Hepdida shrugged. “I don’t mind where I get a drink from.”

He looked at her balefully.  “You should.  I was on a march once, two men drank from a dirty puddle they were that thirsty.  They fell sick and we didn’t have a priest.”

“And?”

“They died,” he said flatly. ”So the next time you are out of clean fresh water, swallow your pride before you swallow the first handful of dirty snow you can grab.”

She sniffed.  “Well, the marching’s just about done now isn’t it? How far away is this barn, anyway?”

“A quarter mile due south.”

She shivered.  “Well, it would have been good for us to be inside.  This may be the last gasp of winter but it’s got bloody cold breath.”

“We don’t want to scare this Father Simeon and his associates off.  All he is expecting is Jay.  It’ll be enough of a shock that the boy’s brought Johanssen and the queen.”

His tone was still cool, but this was by far the longest conversation she had had with him in three days. “Are you still cross with me Kimbolt?” she asked. “Am I still a little fool?”

He shook his head slowly.  “Listen Hepdida.  Niarmit… that is to say the queen and I, we have tried so hard to keep you safe and still you throw yourself in harm’s way.”

She scowled.  “You’re not my parents, and I’m not a child.”

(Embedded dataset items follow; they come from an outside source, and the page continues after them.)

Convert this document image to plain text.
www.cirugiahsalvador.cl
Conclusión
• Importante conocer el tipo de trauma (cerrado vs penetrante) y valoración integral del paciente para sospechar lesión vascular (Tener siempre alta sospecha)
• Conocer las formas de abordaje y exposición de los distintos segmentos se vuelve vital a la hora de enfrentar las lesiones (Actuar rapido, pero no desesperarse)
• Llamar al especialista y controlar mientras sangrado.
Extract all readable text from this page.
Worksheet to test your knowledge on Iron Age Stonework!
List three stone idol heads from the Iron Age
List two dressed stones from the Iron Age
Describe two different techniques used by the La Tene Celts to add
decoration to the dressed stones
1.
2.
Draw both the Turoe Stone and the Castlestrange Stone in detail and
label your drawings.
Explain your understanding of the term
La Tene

He leant back against a tree trunk, and looked up at the stars through the web of snow covered branches.  “It’s not that simple, Hepdida.  Our plans are built on the most precise calculation of risk and opportunity.  A delicate act of timing that requires a co-ordination of Torsden’s diversion, our attack and Rugan’s reinforcement.  Unknown quantities like your foolish stunt, they could upset all our endeavours.”

“So I’m an unknown quantity am I, as well as a little fool,” she snapped. “Or perhaps you think I’m just a foolish stunt?”

He gave her a sharp look and pushed himself upright.  “I need a little air,” he said, his breath misting in the darkness as he walked away.

“I just wanted to help,” she called after him.  “I wanted to do something, rather than nothing.”

He spun round. “Keep your voice down.  Use what little sense you seem to have, to stay silent, silent and still.”